Eight-point algorithm (Lecture)
Eight-Point Algorithm
- Input
- At least eight pairs of points \((\mathbf{x}_1,\mathbf{x}_2)\).
- Output
- The essential matrix \(E\) (or rather an estimate)
Epipolar Constraint \[\mathbf{x}_2^TE\mathbf{x}_1 = 0\]

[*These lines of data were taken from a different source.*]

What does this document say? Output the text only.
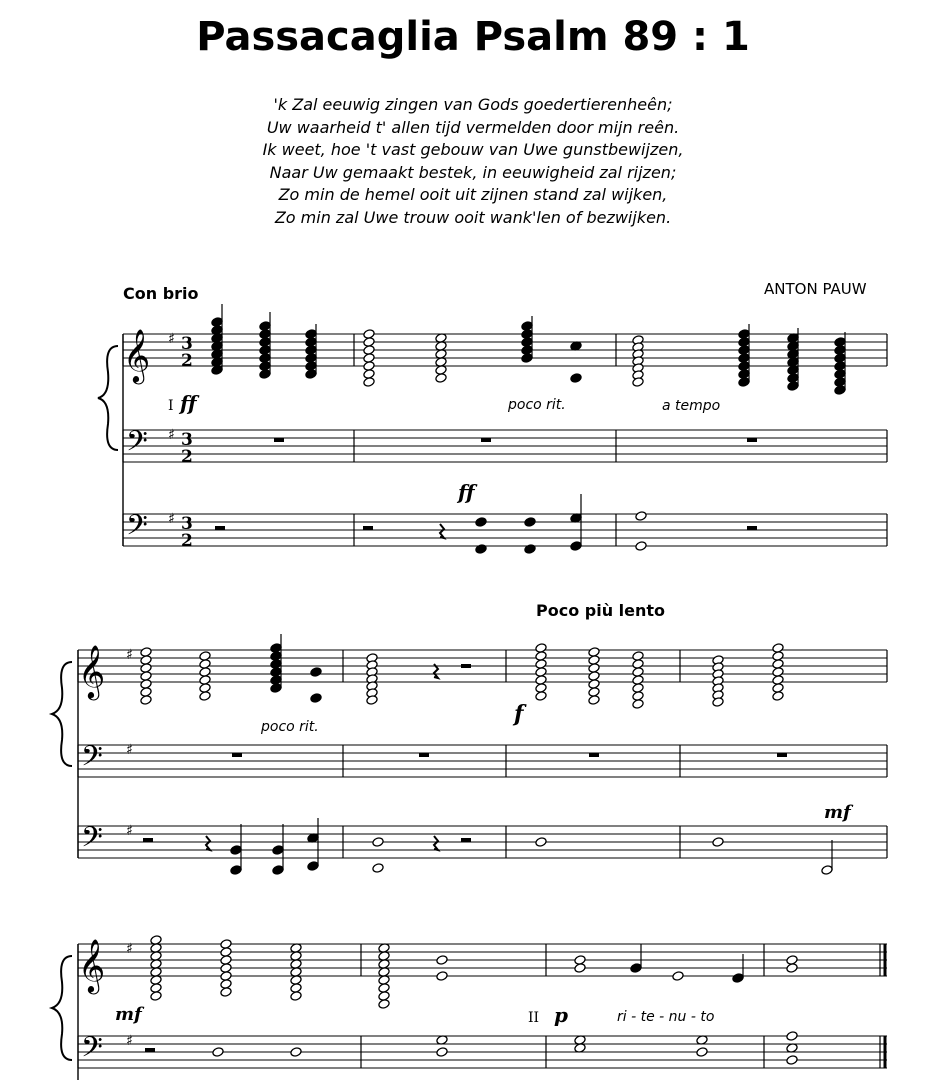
Passacaglia Psalm 89 : 1
'k Zal eeuwig zingen van Gods goedertierenheên;
Uw waarheid t' allen tijd vermelden door mijn reên.
Ik weet, hoe 't vast gebouw van Uwe gunstbewijzen,
Naar Uw gemaakt bestek, in eeuwigheid zal rijzen;
Zo min de hemel ooit uit zijnen stand zal wijken,
Zo min zal Uwe trouw ooit wank'len of bezwijken.
Con brio
Poco più lento
ANTON PAUW
𝄞
𝄢
𝄢
♯
♯
♯
3
2
3
2
3
2
𝄞
𝄢
𝄢
♯
♯
♯
𝄞
𝄢
♯
♯
I ff	poco rit.	a tempo
ff
poco rit.	f
mf
mf	II p	ri - te - nu - to
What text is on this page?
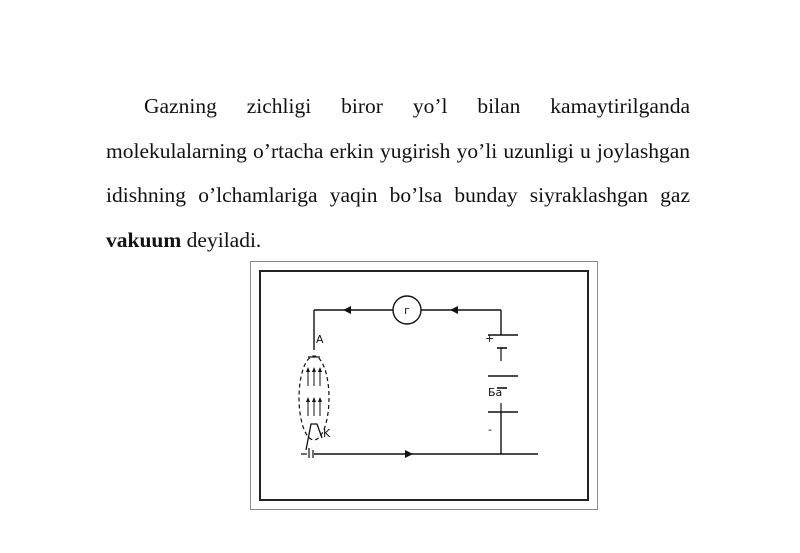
Gazning zichligi biror yo’l bilan kamaytirilganda molekulalarning o’rtacha erkin yugirish yo’li uzunligi u joylashgan idishning o’lchamlariga yaqin bo’lsa bunday siyraklashgan gaz vakuum deyiladi.

г
A
K
+
Ба
-
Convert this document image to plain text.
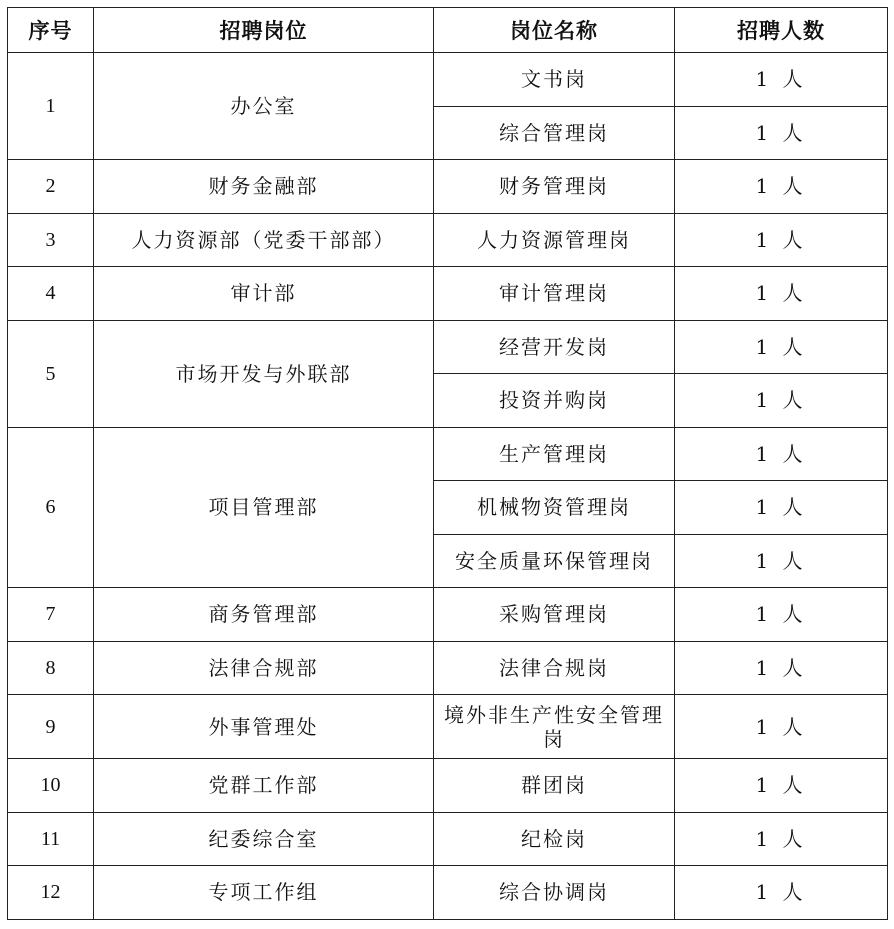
序号	招聘岗位	岗位名称	招聘人数
1	办公室	文书岗	1 人
		综合管理岗	1 人
2	财务金融部	财务管理岗	1 人
3	人力资源部（党委干部部）	人力资源管理岗	1 人
4	审计部	审计管理岗	1 人
5	市场开发与外联部	经营开发岗	1 人
		投资并购岗	1 人
6	项目管理部	生产管理岗	1 人
		机械物资管理岗	1 人
		安全质量环保管理岗	1 人
7	商务管理部	采购管理岗	1 人
8	法律合规部	法律合规岗	1 人
9	外事管理处	境外非生产性安全管理岗	1 人
10	党群工作部	群团岗	1 人
11	纪委综合室	纪检岗	1 人
12	专项工作组	综合协调岗	1 人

- we know \(\mathbf{x}_i\), and want to solve for \(E\).
- up to nine unknowns
- Eight pairs of points give eight equations
- suffices to solve up to a scalar factor
- the scalar factor cannot be avoided
- Scaling up all distances by the same factor gives the same solution
Kronecker product
Kronecker product: \(\bigotimes\)
Serialisation of a matrix: \((\cdot)^s\)
\[(\mathbf{x}_1\bigotimes\mathbf{x}_2)^TE^s = 0\]
Preparing for the eight-point algorithm
\[\mathbf{a} = \mathbf{x}_1\bigotimes\mathbf{x}_2\]
\[\chi = [\mathbf{a}_1, \mathbf{a}_2, \ldots, \mathbf{a}_n]^T\]
- We can solve \(\chi E^s = 0\) for \(E^s\).
- With eight points, we have unique solutions up to a scalar factor.
- With additional points, we can minimise the squared errors
- \(\min_E ||\chi E^s||^2\)
- i.e. eigenvector of \(\chi^T\chi\) of smallest eigenvalue
- The scale ambiguity is intrinsic.
- The distance \(||T||\) cannot be determined from the images
Projection onto the essential space
The solution is not necessarily a valid essential matrix, but we can project onto the space of such matrices and correct the sign to get positive determinant.
- Write \(F\) for the solution of \(\chi E^s=0\).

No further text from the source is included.